Ces points sont rappelés par M. Wolf[2] dans son ouvrage Proust and the Squid : la lecture n’est pas un processus naturel, bien au contraire, c’est un ensemble de pratiques ad hoc du cerveau qui crée des ponts, des passerelles et des connexions jusqu’alors inexistantes. Ces pratiques, comme nous le savons, sont influencées par le support : recevoir un contenu oral n’est pas la même chose qu’un contenu écrit, ce qui n’est pas non plus la même chose que de participer à la création d’un contenu.

Pourquoi rappeler ces points ? Pour établir que la lecture est essentiellement une évolution, une adaptation, et que le modèle dominant de lecture silencieuse et solitaire, érigé en paradigme depuis la Réforme[3], n’est pas « la Lecture », s’en est une forme adaptée à un contenu. Il est donc important de ne pas adopter une posture de « gardien du temple » sur le sujet de la lecture : elle n’a pas toujours été considérée comme condition sine qua non de toute connaissance[4], elle n’a pas toujours été silencieuse et, surtout, elle n’a pas toujours été solitaire. C’est un point important car, comme nous le montrerons, plusieurs facteurs tendent à indiquer que nous nous dirigeons vers une nouvelle forme d’oralité (oralité dite secondaire) qui tend à supplanter le rapport au contenu, notamment sur le Web.

La nouvelle lecture

S’il est un point qui, dans le domaine de l’attention et de la lecture, fait consensus dans les recherches[5], c’est l’émergence d’une lecture de « scan ». L’œil ne se fixe plus de manière linéaire mais survole le texte à la recherche de mots-clés attendus. Le fonctionnement par saccades est déjà connu et fonctionne bien entendu dans la lecture classique : l’œil saute d’un groupe de lettres à l’autre sans se fixer sur chacune d’entre elles. Le processus est ici différent puisque la notion de ligne, qui structurait la saccade lors de la lecture classique (linéaire donc) est perçue comme une entrave à la recherche d’information, et en tant que telle est souvent ignorée[6].

Une illustration de cette tendance : le design des quotidiens

Cette lecture diagonale est une tendance qui peut se voir, sans avoir nécessairement recours aux avancées de l’occulométrie les plus récentes, dans l’évolution de la construction des quotidiens depuis un siècle.

Dans les années 1900, les quotidiens se composent comme de véritables cathédrales de lignes de texte brut, offrant à l’œil une unique porte d’entrée : le début du texte principal, ouvert par une seule « astuce » de mise en page : la lettrine. Aujourd’hui, le design des journaux les rend désormais plus ouverts, conçus pour une lecture dite horizontale[7] et offrant de multiples portes d’entrée pour « picorer » l’information sans engager l’œil dans de grands volumes de texte[8] : légende de la photo, sur-titre, sous-titre, bandeau, balcon, « résumé » de l’article, etc. Une question intéressante serait de savoir si le changement de lecture est provoqué par un ensemble d’avancées techniques (permettant par exemple davantage d’illustration) ou si les avancées sont poursuivies pour satisfaire une évolution de la lecture déjà en marche.
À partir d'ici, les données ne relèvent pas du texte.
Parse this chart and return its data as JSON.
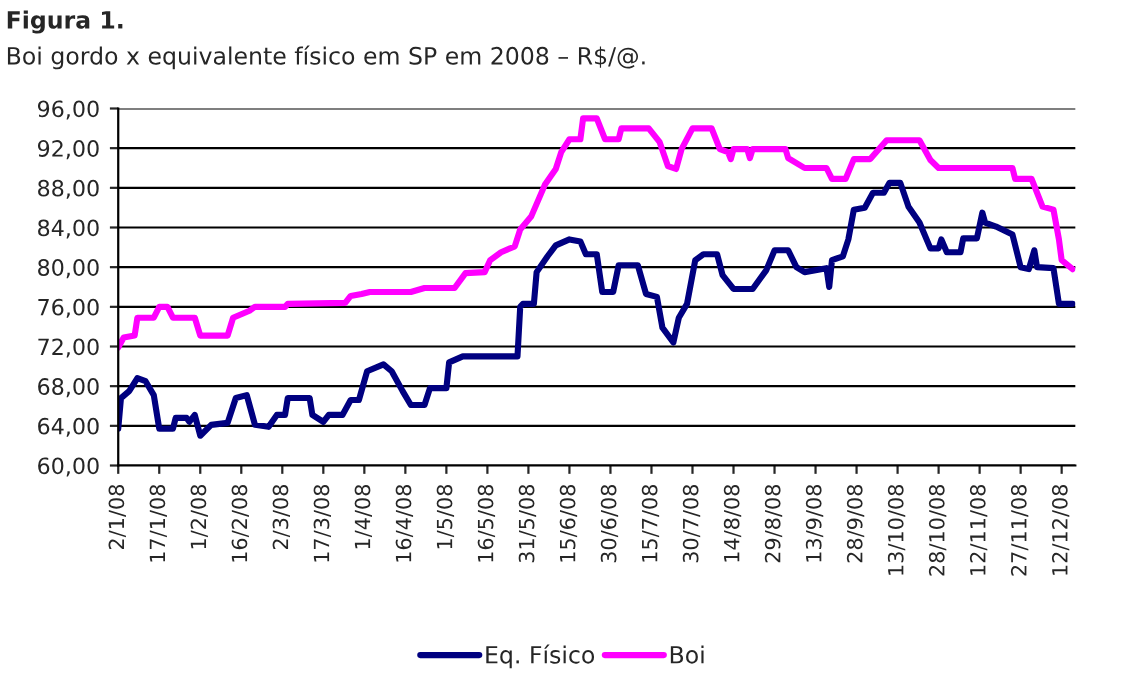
{
  "chart_data": {
    "type": "line",
    "title": "Figura 1.",
    "subtitle": "Boi gordo x equivalente físico em SP em 2008 – R$/@.",
    "ylim": [
      60,
      96
    ],
    "yticks": [
      {
        "value": 60,
        "label": "60,00"
      },
      {
        "value": 64,
        "label": "64,00"
      },
      {
        "value": 68,
        "label": "68,00"
      },
      {
        "value": 72,
        "label": "72,00"
      },
      {
        "value": 76,
        "label": "76,00"
      },
      {
        "value": 80,
        "label": "80,00"
      },
      {
        "value": 84,
        "label": "84,00"
      },
      {
        "value": 88,
        "label": "88,00"
      },
      {
        "value": 92,
        "label": "92,00"
      },
      {
        "value": 96,
        "label": "96,00"
      }
    ],
    "xlim": [
      "2008-01-02",
      "2008-12-17"
    ],
    "xticks": [
      {
        "value": "2008-01-02",
        "label": "2/1/08"
      },
      {
        "value": "2008-01-17",
        "label": "17/1/08"
      },
      {
        "value": "2008-02-01",
        "label": "1/2/08"
      },
      {
        "value": "2008-02-16",
        "label": "16/2/08"
      },
      {
        "value": "2008-03-02",
        "label": "2/3/08"
      },
      {
        "value": "2008-03-17",
        "label": "17/3/08"
      },
      {
        "value": "2008-04-01",
        "label": "1/4/08"
      },
      {
        "value": "2008-04-16",
        "label": "16/4/08"
      },
      {
        "value": "2008-05-01",
        "label": "1/5/08"
      },
      {
        "value": "2008-05-16",
        "label": "16/5/08"
      },
      {
        "value": "2008-05-31",
        "label": "31/5/08"
      },
      {
        "value": "2008-06-15",
        "label": "15/6/08"
      },
      {
        "value": "2008-06-30",
        "label": "30/6/08"
      },
      {
        "value": "2008-07-15",
        "label": "15/7/08"
      },
      {
        "value": "2008-07-30",
        "label": "30/7/08"
      },
      {
        "value": "2008-08-14",
        "label": "14/8/08"
      },
      {
        "value": "2008-08-29",
        "label": "29/8/08"
      },
      {
        "value": "2008-09-13",
        "label": "13/9/08"
      },
      {
        "value": "2008-09-28",
        "label": "28/9/08"
      },
      {
        "value": "2008-10-13",
        "label": "13/10/08"
      },
      {
        "value": "2008-10-28",
        "label": "28/10/08"
      },
      {
        "value": "2008-11-12",
        "label": "12/11/08"
      },
      {
        "value": "2008-11-27",
        "label": "27/11/08"
      },
      {
        "value": "2008-12-12",
        "label": "12/12/08"
      }
    ],
    "grid": "y",
    "legend": "bottom",
    "series": [
      {
        "name": "Eq. Físico",
        "color": "#000080",
        "x": [
          "2008-01-02",
          "2008-01-03",
          "2008-01-06",
          "2008-01-09",
          "2008-01-12",
          "2008-01-15",
          "2008-01-17",
          "2008-01-22",
          "2008-01-23",
          "2008-01-27",
          "2008-01-28",
          "2008-01-30",
          "2008-02-01",
          "2008-02-05",
          "2008-02-11",
          "2008-02-14",
          "2008-02-18",
          "2008-02-21",
          "2008-02-26",
          "2008-02-29",
          "2008-03-03",
          "2008-03-04",
          "2008-03-12",
          "2008-03-13",
          "2008-03-17",
          "2008-03-19",
          "2008-03-24",
          "2008-03-27",
          "2008-03-30",
          "2008-04-02",
          "2008-04-08",
          "2008-04-11",
          "2008-04-15",
          "2008-04-18",
          "2008-04-23",
          "2008-04-25",
          "2008-05-01",
          "2008-05-02",
          "2008-05-07",
          "2008-05-27",
          "2008-05-28",
          "2008-05-29",
          "2008-06-02",
          "2008-06-03",
          "2008-06-07",
          "2008-06-10",
          "2008-06-15",
          "2008-06-19",
          "2008-06-21",
          "2008-06-25",
          "2008-06-27",
          "2008-07-01",
          "2008-07-03",
          "2008-07-10",
          "2008-07-13",
          "2008-07-17",
          "2008-07-19",
          "2008-07-23",
          "2008-07-25",
          "2008-07-28",
          "2008-07-31",
          "2008-08-03",
          "2008-08-08",
          "2008-08-10",
          "2008-08-14",
          "2008-08-21",
          "2008-08-26",
          "2008-08-29",
          "2008-09-03",
          "2008-09-06",
          "2008-09-09",
          "2008-09-17",
          "2008-09-18",
          "2008-09-19",
          "2008-09-23",
          "2008-09-25",
          "2008-09-27",
          "2008-10-01",
          "2008-10-04",
          "2008-10-08",
          "2008-10-10",
          "2008-10-14",
          "2008-10-17",
          "2008-10-21",
          "2008-10-25",
          "2008-10-28",
          "2008-10-29",
          "2008-10-31",
          "2008-11-05",
          "2008-11-06",
          "2008-11-11",
          "2008-11-13",
          "2008-11-14",
          "2008-11-18",
          "2008-11-24",
          "2008-11-27",
          "2008-11-30",
          "2008-12-02",
          "2008-12-03",
          "2008-12-09",
          "2008-12-11",
          "2008-12-16"
        ],
        "values": [
          63.7,
          66.8,
          67.5,
          68.8,
          68.5,
          67.1,
          63.7,
          63.7,
          64.8,
          64.8,
          64.4,
          65.1,
          63.0,
          64.1,
          64.3,
          66.8,
          67.1,
          64.1,
          63.9,
          65.1,
          65.1,
          66.8,
          66.8,
          65.1,
          64.4,
          65.1,
          65.1,
          66.6,
          66.6,
          69.5,
          70.2,
          69.5,
          67.5,
          66.1,
          66.1,
          67.8,
          67.8,
          70.4,
          71.0,
          71.0,
          76.0,
          76.3,
          76.3,
          79.5,
          81.1,
          82.2,
          82.8,
          82.6,
          81.3,
          81.3,
          77.5,
          77.5,
          80.2,
          80.2,
          77.3,
          77.0,
          73.9,
          72.4,
          74.9,
          76.3,
          80.7,
          81.3,
          81.3,
          79.2,
          77.8,
          77.8,
          79.7,
          81.7,
          81.7,
          80.0,
          79.5,
          79.9,
          78.0,
          80.7,
          81.1,
          82.8,
          85.8,
          86.0,
          87.5,
          87.5,
          88.5,
          88.5,
          86.1,
          84.5,
          81.9,
          81.9,
          82.8,
          81.5,
          81.5,
          82.9,
          82.9,
          85.5,
          84.5,
          84.1,
          83.3,
          80.0,
          79.8,
          81.7,
          80.0,
          79.9,
          76.3,
          76.3
        ]
      },
      {
        "name": "Boi",
        "color": "#ff00ff",
        "x": [
          "2008-01-02",
          "2008-01-04",
          "2008-01-08",
          "2008-01-09",
          "2008-01-15",
          "2008-01-17",
          "2008-01-20",
          "2008-01-22",
          "2008-01-30",
          "2008-02-01",
          "2008-02-11",
          "2008-02-13",
          "2008-02-19",
          "2008-02-21",
          "2008-03-03",
          "2008-03-04",
          "2008-03-25",
          "2008-03-27",
          "2008-03-31",
          "2008-04-03",
          "2008-04-18",
          "2008-04-23",
          "2008-05-04",
          "2008-05-08",
          "2008-05-15",
          "2008-05-17",
          "2008-05-21",
          "2008-05-26",
          "2008-05-28",
          "2008-06-01",
          "2008-06-06",
          "2008-06-10",
          "2008-06-12",
          "2008-06-15",
          "2008-06-19",
          "2008-06-20",
          "2008-06-25",
          "2008-06-28",
          "2008-07-03",
          "2008-07-04",
          "2008-07-14",
          "2008-07-18",
          "2008-07-21",
          "2008-07-24",
          "2008-07-26",
          "2008-07-30",
          "2008-08-06",
          "2008-08-09",
          "2008-08-12",
          "2008-08-13",
          "2008-08-14",
          "2008-08-19",
          "2008-08-20",
          "2008-08-21",
          "2008-09-02",
          "2008-09-03",
          "2008-09-09",
          "2008-09-17",
          "2008-09-19",
          "2008-09-24",
          "2008-09-27",
          "2008-10-03",
          "2008-10-09",
          "2008-10-21",
          "2008-10-25",
          "2008-10-28",
          "2008-11-24",
          "2008-11-25",
          "2008-12-01",
          "2008-12-05",
          "2008-12-09",
          "2008-12-11",
          "2008-12-12",
          "2008-12-16"
        ],
        "values": [
          71.9,
          72.9,
          73.1,
          74.9,
          74.9,
          76.0,
          76.0,
          74.9,
          74.9,
          73.1,
          73.1,
          74.9,
          75.6,
          76.0,
          76.0,
          76.3,
          76.4,
          77.1,
          77.3,
          77.5,
          77.5,
          77.9,
          77.9,
          79.4,
          79.5,
          80.7,
          81.5,
          82.1,
          83.8,
          85.1,
          88.3,
          89.9,
          91.6,
          92.9,
          92.9,
          95.0,
          95.0,
          92.9,
          92.9,
          94.0,
          94.0,
          92.6,
          90.2,
          89.9,
          91.9,
          94.0,
          94.0,
          91.9,
          91.6,
          90.9,
          91.9,
          91.9,
          91.0,
          91.9,
          91.9,
          91.0,
          90.0,
          90.0,
          88.9,
          88.9,
          90.9,
          90.9,
          92.8,
          92.8,
          90.8,
          90.0,
          90.0,
          88.9,
          88.9,
          86.1,
          85.8,
          82.8,
          80.7,
          79.8
        ]
      }
    ]
  }
}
Le modèle de la nouvelle lecture : la recherche sur le Web

Si l’image de la conception de quotidien illustre le fractionnement des contenus, le modèle et la source de ce nouveau type de lecture sont à rechercher dans l’aspect très pratique des recherches sur le Web.

De la même manière que la lecture linéaire d’un texte classique (un début et une fin pensés comme tels) habitue l’œil à un certain mouvement, un rythme et surtout des habitudes et des attentes, l’utilisation d’un moteur de recherche transforme la lecture même. La fréquence ainsi que la durée de l’utilisation des moteurs de recherche, ainsi que l’implication attendue de l’utilisateur, ne peuvent pas selon nous ne pas affecter la façon dont l’acteur perçoit tout contenu. En somme, pour utiliser raisonnablement les études contradictoires sur la lecture et la cognition, la seule conclusion que l’on peut prétendre en tirer est que, oui, la façon de lire est modifiée par le Web et qu’elle est en rapport avec la recherche (et les moteurs de recherches), dispositifs centraux du réseau[9]. Ce qui est moins évident, c’est de déterminer si cette modification est exclusive de l’ancienne lecture ou si elle ne l’affecte pas.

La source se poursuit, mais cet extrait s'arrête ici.